Short version: yes, use std::size_t in C++ and plain size_t in C.  There are a handful of cases where you want more than 32 bits even in 32 bit mode (e.g. when dealing with the size of multi-gigabyte data files that are never loaded into memory in their entirety).  In those cases, use std::uint64_t instead.  But don't try to reinvent size_t.

As for the Unreal engine code, I can think of two possibilities:

  • Workaround for crappy console SDKs.  This may be a valid reason for reinventing size_t, but only if and when you actually run into it.
  • NIH syndrome.  This is never a good reason for doing anything.

I imagine the root of this  redundancy is the fact that Microsoft's toolchain does (did?) not support C99, and by inference standard C++.  C99 introduced size_t and uintptr_t, and C++ has always provided std::size_t and since C++11 (where is moved to C99 instead of C89) std::uintptr_t.  If you want cross-platform portability you often have to work around the non-conforming platforms or else give in and lock in.

Always good for party conversation, that Microsoft toolchain.  They try.

Stephen M. Webb
Professional Free Software Developer

2 hours ago, Bregma said:

Microsoft's toolchain does (did?) not support C99, and by inference standard C++

What's the connection between C99 support and C++98/03/11/14/17 support?  C99 syntax isn't valid in any compliant C++ compiler, right? 

I'm pretty sure that size_t in C predates C99 anyway.

Well .... In my case I often end up storing size values in structures and so I don't want a size that's too big because it just takes up extra space.  In general all my structures are well below 65535 bytes so I often end up using unit16_t for a size so I can pack it in with other small bits of data. Likewise it could be they are defining their own size type because it's important into know exactly how big it is at various points in the library, for instance for alignment somewhere.

15 hours ago, Gnollrunner said:

Well .... In my case I often end up storing size values in structures and so I don't want a size that's too big because it just takes up extra space.  In general all my structures are well below 65535 bytes so I often end up using unit16_t for a size so I can pack it in with other small bits of data. Likewise it could be they are defining their own size type because it's important into know exactly how big it is at various points in the library, for instance for alignment somewhere.

For custom byte sizes and object counts you should simply use the appropriate unsigned type with appropriate automatic conversions to and from size_t and related types; you might put in some form of compile-time assertion that your size type isn't larger than size_t, but in practice you can just try.

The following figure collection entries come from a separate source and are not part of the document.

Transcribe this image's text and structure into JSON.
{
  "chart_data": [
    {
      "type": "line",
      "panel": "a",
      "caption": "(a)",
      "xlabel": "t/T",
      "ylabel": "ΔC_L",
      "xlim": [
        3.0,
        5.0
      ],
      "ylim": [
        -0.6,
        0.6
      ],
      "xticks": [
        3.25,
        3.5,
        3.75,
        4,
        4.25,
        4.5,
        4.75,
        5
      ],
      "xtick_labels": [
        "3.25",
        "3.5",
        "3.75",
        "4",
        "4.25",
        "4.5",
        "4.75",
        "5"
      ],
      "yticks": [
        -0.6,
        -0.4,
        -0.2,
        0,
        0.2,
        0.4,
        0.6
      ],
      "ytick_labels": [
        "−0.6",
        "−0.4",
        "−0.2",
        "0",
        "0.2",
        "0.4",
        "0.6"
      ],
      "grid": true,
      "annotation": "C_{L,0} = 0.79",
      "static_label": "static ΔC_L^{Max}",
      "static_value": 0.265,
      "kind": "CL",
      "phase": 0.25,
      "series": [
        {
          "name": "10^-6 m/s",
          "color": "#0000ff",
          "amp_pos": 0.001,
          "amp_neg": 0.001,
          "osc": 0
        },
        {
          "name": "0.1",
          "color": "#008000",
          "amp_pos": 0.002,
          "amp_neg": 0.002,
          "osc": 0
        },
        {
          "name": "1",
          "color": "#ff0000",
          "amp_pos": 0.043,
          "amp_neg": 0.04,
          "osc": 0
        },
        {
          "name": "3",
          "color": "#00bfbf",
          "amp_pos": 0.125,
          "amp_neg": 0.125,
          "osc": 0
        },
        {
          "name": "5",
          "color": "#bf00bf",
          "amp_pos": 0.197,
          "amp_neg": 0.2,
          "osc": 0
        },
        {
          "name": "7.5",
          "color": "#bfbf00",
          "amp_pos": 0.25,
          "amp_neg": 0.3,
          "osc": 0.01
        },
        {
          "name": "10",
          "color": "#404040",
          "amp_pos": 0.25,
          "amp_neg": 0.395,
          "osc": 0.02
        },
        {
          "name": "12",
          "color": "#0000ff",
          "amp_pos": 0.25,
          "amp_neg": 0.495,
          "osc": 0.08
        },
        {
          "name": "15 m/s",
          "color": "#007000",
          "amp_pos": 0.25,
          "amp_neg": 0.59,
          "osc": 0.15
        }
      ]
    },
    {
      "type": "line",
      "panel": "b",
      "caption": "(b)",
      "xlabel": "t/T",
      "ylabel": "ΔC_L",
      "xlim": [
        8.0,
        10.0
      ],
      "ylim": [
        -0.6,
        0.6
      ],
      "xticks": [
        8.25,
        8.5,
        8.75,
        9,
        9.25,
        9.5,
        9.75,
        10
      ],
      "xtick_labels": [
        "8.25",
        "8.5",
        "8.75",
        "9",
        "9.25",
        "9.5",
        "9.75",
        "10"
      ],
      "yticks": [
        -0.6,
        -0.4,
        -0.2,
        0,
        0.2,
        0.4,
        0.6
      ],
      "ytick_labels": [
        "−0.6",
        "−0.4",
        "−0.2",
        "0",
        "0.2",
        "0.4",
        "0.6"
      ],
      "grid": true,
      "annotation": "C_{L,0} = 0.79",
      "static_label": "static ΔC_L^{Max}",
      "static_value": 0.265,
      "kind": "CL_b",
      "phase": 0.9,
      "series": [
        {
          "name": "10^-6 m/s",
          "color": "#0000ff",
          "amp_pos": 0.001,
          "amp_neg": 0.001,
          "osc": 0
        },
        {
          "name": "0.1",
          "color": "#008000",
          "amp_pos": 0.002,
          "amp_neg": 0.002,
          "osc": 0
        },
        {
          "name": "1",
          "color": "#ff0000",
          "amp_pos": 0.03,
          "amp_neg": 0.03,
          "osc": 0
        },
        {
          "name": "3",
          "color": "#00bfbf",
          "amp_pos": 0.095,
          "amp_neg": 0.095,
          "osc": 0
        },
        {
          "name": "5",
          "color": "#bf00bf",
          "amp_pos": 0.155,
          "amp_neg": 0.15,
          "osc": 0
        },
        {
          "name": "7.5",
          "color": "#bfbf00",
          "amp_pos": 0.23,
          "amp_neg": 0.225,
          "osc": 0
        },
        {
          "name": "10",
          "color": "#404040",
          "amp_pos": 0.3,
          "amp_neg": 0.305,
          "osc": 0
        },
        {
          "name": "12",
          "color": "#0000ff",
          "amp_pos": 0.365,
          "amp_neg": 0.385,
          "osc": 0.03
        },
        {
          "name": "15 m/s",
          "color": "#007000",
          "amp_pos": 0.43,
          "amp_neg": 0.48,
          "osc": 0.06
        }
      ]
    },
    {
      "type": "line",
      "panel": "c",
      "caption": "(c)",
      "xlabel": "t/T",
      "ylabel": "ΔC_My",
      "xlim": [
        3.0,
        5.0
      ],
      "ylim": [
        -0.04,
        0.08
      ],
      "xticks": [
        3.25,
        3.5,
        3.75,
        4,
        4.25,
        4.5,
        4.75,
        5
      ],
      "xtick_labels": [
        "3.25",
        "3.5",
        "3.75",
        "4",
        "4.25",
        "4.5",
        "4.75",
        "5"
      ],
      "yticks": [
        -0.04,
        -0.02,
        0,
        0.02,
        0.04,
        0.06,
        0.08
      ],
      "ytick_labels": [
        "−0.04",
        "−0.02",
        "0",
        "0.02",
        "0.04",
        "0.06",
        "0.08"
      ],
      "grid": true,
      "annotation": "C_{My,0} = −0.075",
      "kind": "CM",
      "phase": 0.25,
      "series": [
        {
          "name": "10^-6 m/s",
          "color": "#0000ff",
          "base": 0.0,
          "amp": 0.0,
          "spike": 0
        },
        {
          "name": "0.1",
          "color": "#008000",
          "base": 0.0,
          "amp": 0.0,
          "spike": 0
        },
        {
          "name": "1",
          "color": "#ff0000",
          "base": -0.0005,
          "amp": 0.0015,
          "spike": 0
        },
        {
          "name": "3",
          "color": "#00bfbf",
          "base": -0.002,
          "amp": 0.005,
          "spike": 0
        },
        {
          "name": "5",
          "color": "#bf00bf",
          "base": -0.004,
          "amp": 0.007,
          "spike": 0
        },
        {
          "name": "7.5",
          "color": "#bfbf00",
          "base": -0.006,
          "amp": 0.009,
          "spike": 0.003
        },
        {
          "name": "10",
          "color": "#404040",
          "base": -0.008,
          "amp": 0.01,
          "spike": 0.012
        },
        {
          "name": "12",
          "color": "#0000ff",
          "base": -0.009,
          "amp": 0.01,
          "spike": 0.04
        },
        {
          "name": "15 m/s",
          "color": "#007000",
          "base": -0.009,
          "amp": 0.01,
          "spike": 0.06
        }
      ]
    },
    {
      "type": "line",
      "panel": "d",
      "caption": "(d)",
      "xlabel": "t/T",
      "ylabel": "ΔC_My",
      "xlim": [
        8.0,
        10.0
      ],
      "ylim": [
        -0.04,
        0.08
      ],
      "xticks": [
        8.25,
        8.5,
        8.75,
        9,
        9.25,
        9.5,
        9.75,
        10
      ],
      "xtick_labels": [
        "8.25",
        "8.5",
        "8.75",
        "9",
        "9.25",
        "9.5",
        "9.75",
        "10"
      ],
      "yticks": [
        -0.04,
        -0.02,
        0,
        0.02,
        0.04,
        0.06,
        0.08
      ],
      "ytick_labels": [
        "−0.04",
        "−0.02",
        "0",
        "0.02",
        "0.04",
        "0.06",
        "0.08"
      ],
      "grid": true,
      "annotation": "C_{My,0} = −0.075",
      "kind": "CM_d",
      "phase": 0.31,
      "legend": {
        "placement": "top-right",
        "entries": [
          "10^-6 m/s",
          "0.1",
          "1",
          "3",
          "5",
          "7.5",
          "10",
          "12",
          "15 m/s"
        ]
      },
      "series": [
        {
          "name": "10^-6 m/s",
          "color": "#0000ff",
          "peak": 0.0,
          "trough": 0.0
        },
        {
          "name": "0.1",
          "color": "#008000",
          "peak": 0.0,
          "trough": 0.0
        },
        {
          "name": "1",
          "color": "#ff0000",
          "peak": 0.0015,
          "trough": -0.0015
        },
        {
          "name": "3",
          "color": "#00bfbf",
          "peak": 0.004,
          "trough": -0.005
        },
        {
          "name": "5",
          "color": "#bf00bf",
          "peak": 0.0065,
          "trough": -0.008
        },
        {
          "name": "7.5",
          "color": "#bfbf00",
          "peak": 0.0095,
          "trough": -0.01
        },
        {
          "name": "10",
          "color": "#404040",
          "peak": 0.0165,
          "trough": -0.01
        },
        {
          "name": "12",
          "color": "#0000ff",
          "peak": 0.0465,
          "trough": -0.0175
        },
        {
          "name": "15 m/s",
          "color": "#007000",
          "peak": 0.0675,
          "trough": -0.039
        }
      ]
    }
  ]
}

If you care about platform-dependent alignment of size_t struct fields you gain nothing by using wrong types, as shorter types are incorrect and longer types waste space and have a chance of masking bugs; realistically the struct is going to be completely different on 32 bit and 64 bit platforms, so you should write it accordingly with preprocessor macros, alignof() etc. instead of trying to be clever.

Omae Wa Mou Shindeiru

16 minutes ago, LorenzoGatti said:

 so you should write it accordingly with preprocessor macros, alignof() etc. instead of trying to be clever.

I don't what to get in a technical discussion but alignof() aligns, however it doesn't necessarily help you pack.  Having fields of a specific size is still often useful if you are tying to optimize stuff.  Also alignof is C++ 11 and I don't know when this was originally written.  In any case I'm just commenting on why they might be using their own instead of the system std::size_t. I'm not recommending anything really.